As for the Fifteenth Amendment, ratified in 1870, it too represented a sweeping expansion of federal power for the sake of equality, announcing that “The right of citizens of the United States to vote shall not be denied or abridged by the United States or by any State on account of race, color, or previous condition of servitude.” Where voting rights were once the domain of the states, to be granted (or restricted) as the states desired, they were now guaranteed by the national government. And while the amendment was too limited to prevent Jim Crow voting laws — and left most women disenfranchised for another 50 years — it still opened the space for Congress to protect and expand Americans’ access to the ballot.

The Reconstruction Constitution is a fundamentally different document than the Constitution of 1787. Yet our conversations around “original meaning” rarely take account of this change. Our politics would likely look very different if Reconstruction were the basis for our common constitutional understanding, if founders’ chic included Bingham and Sumner as much as Madison and Benjamin Franklin, and our jurists were preoccupied with bringing the original meaning and intent of those amendments to bear on American life. Here, Ruth Bader Ginsburg stands as a particularly strong example, because she used the Fourteenth Amendment to fight sex discrimination, giving more and greater meaning to the amendment in the process.
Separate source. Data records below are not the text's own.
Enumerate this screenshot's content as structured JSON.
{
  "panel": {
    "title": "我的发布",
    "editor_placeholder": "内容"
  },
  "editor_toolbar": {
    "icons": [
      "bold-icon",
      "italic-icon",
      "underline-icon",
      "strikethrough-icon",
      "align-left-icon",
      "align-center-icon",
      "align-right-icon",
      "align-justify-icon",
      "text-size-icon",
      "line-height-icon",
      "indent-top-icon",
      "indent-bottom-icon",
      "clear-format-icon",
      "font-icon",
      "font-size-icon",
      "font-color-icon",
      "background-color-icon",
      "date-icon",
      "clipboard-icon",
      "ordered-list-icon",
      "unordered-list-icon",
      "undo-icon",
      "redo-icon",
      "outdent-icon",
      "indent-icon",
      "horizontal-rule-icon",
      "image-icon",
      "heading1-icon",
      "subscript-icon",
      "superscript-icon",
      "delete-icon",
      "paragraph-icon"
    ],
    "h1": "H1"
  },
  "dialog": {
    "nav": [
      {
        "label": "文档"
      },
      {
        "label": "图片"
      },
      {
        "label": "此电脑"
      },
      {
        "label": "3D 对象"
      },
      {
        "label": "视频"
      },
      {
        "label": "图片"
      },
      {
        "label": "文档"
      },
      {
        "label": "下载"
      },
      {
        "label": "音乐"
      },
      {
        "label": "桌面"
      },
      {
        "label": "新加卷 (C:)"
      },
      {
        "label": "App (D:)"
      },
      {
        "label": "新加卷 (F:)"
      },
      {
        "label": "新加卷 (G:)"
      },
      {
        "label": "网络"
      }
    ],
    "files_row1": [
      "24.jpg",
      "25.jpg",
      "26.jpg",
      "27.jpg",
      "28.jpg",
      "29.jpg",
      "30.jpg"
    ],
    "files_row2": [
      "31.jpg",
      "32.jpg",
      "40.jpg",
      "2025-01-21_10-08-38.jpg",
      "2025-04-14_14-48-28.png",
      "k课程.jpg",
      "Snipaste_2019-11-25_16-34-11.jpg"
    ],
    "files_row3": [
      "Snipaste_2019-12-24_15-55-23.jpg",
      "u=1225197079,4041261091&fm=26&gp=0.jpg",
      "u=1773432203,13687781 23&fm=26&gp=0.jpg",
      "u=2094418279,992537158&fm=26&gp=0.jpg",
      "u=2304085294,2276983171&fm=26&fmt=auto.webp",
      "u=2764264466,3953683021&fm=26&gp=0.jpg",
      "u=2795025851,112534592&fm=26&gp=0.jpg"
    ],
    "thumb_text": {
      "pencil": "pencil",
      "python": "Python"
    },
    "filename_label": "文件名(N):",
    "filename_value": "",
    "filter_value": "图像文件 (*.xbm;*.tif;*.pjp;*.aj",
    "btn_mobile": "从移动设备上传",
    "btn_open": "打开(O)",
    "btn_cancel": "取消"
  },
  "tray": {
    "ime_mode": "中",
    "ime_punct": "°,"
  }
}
For a sense of what this might look like under the other Reconstruction amendments, consider the 1872 case Blyew v. United States, in which the Supreme Court overturned convictions of two Kentucky men arrested and tried for an attack on a Black family that left four people dead. At the time, Kentucky did not allow Black Americans to testify against whites and barred them from jury service, but the Civil Rights Act of 1866 allowed federal prosecutors to move from state to federal courts any case “affecting” persons who had been denied equal treatment in the states. The Court disagreed. By its reasoning, the Black witnesses to the crime were not actually affected by the state’s discrimination. The only affected persons were, instead, the white defendants.

In his dissent, Justice Joseph P. Bradley, an appointee of President Ulysses Grant, rejected this claim that racial discrimination in jury selection was of no larger impact. In doing so, he offered a robust vision for what the Thirteenth Amendment could accomplish. Here’s Foner:

Slavery, Bradley observed, “extended its influence in every direction, depressing and disenfranchising the slave and his race in every possible way.” Abolition meant not merely “striking off the fetters” but destroying “the incidents and consequences of slavery” and guaranteeing the freed people “the full enjoyment of civil liberty and equality.”

If we were to try to build an “original meaning” of the Constitution around the Reconstruction amendments, we might come to this view of the Thirteenth Amendment, which could open the doors to vastly more aggressive federal action to reduce racial discrimination, racial inequality and other “badges and incidents of slavery.” A similar approach to the other amendments would be equally transformative: The “privileges and immunities” of citizenship, for example, might include the right to education and employment. And a Congress fully empowered to secure voting rights could act very aggressively to head off those states that seek to deprive their residents of equal access to the ballot.

To take the Second Founding seriously is to reject a vision that binds us to the Constitution as it was in 1787. It is also to embrace a broader vision of the “framing” of American democracy, one that looks to the reconstruction of the country after its near-destruction as much as to its birth and founding.

As a matter of history, the Constitution is neither fixed in meaning nor in structure; the men who wrote and ratified it disagreed as much about what it meant as we do today. But even if it had a singular meaning, you would still have to make a choice about which Constitution to adhere to, either one written to secure the interests of a narrow elite or one written for the sake of us all.